Ok, we're all fascinated by the Amish. However, before I watched this show, all I really knew about the Amish I learned from For Richer or Poorer, starring Tim Allen and Kirstie Alley. Apparently I can't use Hollywood movies as a true representation of a region or culture? When was somebody going to tell me this!?
Before you read further, there are spoilers below. So...Spoiler alert.
Five things that blew my mind while I was watching Breaking Amish:
1. These kids didn't go to school past 8th grade.
Yep. That's right. And One of them didn't go to school past 5th grade. He couldn't read very well, he said. I mean, I may not have used geometry very much since high school, but I think reading is pretty essential, even if you are going to work on a farm.
2. These were apparently the rebellious kids.
So, according to online chatter and the finale special jauntily entitled "Breaking Amish: The Shunning Truth," most of these kids had "broken amish" some time before the show. They were the bad kids. Their explanation for this was that if you're raised Amish, and you're living in that community, you're Amish. If you happen to also sneak out at night, go drinking and wear "English" clothes, that doesn't make you less Amish. It just makes you rebellious. Fair enough.
3. At least three cast members were divorced.
Yep. Rebecca was just twenty years old, and she was already divorced. Not only was she divorced, but so was Jeremiah, and so was the Mennonite girl, Sabrina. It happens. However, since the Amish don't accept divorce, this presented kind of an interesting situation for the divorcees. Were they really "breaking Amish," if they were already divorced?
4. Rebecca had dentures.
Yep again. Rebecca, the twenty-year-old, had had all of her teeth pulled at nineteen by an unlicensed dentist in her living room. In the finale, she explained that she had "really bad teeth" and that they were "really hurting her," so she had thought this was the best thing to do. Yowza.

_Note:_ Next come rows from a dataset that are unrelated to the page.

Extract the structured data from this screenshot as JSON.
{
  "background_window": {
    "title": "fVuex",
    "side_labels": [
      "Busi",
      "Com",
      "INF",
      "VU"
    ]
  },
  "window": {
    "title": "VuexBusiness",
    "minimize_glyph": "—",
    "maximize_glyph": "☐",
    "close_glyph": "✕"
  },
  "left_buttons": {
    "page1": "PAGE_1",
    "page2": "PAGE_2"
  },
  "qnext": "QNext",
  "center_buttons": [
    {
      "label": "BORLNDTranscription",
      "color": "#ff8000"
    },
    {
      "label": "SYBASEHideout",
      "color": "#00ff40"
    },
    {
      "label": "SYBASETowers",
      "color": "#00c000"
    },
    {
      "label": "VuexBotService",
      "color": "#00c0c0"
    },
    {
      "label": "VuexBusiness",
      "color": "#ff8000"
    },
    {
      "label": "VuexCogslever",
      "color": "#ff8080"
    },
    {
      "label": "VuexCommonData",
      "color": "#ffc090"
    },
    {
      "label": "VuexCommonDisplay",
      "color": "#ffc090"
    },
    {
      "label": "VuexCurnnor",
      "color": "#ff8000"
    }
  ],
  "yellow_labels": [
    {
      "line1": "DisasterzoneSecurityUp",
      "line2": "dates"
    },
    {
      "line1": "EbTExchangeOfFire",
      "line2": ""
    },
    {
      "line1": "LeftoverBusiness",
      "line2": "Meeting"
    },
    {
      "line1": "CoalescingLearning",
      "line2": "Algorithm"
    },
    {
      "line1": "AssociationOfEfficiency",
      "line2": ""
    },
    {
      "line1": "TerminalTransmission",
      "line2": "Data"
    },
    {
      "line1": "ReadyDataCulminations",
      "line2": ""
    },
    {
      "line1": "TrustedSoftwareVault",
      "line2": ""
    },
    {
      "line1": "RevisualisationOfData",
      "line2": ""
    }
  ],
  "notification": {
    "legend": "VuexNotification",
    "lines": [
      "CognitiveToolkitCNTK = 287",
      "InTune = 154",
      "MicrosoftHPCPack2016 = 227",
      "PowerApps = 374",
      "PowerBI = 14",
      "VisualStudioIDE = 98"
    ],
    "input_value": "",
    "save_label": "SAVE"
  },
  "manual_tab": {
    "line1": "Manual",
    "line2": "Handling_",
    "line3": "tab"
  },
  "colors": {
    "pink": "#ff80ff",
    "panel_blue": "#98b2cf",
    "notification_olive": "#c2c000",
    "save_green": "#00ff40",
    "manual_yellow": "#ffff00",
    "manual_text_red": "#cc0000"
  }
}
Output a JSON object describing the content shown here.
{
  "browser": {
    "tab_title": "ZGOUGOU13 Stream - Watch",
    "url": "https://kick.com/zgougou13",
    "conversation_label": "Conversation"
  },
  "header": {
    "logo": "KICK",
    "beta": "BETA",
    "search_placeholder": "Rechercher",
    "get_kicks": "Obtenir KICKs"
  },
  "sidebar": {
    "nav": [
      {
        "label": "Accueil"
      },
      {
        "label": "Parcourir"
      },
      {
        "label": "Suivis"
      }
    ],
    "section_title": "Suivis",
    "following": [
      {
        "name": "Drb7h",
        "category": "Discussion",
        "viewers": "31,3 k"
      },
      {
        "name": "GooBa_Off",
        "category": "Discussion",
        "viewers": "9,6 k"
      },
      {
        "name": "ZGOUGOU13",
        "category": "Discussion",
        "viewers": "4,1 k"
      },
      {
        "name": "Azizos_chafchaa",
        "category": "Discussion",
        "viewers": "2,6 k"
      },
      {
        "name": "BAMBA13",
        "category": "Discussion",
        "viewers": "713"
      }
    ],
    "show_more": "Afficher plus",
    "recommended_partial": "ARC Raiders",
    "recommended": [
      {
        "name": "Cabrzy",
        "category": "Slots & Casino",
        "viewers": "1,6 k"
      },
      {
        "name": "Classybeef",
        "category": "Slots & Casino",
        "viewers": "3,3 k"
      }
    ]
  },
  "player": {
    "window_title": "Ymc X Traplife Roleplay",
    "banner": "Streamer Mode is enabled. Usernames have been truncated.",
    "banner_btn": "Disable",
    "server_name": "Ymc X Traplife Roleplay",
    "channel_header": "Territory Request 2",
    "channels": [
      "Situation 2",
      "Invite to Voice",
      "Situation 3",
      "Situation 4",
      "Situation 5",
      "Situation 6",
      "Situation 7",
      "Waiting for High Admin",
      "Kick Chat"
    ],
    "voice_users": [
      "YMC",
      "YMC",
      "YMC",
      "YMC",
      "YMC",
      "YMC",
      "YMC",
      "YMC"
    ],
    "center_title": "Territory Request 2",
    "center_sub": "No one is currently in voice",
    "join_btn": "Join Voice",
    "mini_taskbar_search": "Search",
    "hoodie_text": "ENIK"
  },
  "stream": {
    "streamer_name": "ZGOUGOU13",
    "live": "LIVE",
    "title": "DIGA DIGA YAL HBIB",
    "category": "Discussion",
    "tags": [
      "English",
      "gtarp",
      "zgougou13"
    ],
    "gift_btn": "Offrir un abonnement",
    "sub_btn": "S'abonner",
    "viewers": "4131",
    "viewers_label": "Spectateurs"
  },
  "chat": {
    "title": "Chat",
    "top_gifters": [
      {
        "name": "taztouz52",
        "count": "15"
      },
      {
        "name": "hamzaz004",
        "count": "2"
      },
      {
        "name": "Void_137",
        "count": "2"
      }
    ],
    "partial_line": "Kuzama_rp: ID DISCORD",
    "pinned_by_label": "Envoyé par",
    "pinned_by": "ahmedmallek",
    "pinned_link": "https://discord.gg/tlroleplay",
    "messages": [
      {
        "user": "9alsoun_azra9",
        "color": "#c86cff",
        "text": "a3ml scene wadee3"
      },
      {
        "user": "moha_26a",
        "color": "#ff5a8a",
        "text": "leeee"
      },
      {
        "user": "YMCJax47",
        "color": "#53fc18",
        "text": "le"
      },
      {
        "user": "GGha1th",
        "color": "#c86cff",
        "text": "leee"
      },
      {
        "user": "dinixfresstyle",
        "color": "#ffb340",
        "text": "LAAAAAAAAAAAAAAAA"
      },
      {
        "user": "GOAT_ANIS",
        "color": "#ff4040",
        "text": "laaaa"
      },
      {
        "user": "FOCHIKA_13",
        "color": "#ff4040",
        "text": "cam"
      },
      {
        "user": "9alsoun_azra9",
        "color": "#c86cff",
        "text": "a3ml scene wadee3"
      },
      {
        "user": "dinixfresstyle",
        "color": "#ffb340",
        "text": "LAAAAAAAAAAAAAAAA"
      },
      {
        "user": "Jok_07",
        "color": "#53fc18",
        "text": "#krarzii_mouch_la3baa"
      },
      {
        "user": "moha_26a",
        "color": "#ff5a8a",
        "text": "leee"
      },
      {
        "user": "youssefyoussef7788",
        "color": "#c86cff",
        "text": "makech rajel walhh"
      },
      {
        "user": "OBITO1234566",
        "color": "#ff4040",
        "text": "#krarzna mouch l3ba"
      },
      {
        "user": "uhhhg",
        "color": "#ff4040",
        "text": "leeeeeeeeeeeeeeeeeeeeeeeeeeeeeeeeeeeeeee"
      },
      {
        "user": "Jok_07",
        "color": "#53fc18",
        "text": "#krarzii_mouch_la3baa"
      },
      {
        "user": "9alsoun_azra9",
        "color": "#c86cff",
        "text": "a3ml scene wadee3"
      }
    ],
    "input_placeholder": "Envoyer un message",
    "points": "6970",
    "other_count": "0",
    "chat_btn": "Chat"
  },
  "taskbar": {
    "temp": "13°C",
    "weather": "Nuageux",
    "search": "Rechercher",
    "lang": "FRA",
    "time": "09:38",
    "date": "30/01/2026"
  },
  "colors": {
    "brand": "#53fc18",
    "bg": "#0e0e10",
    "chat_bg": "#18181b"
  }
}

5. Sabrina's boyfriend after she got back from New York was weird.
So, you know that kind of foggy feeling you get whenever you first start a relationship? That one where you just feel sort of sleepy whenever you're in the other person's presence? I think they call it "love drunk." Well, I'm going to say that the best excuse for Sabrina's behavior with her new boyfriend when she got back home from New York would be love drunkenness. Otherwise, it's just creepy. She all of a sudden is a baby talker when she's with this guy, and it concerns me. Not that I want her to end up with Jeremiah, because he has issues (see the final two episodes). However, she can do better.
Ok, now that I'm entirely too emotionally involved in this show, TLC needs to release another season to Netflix. I've seen that they have Breaking Amish: Brave New World now as well as Breaking Amish: LA. They just need to be on Netflix so I can continue Gawking. Thank you, that is all.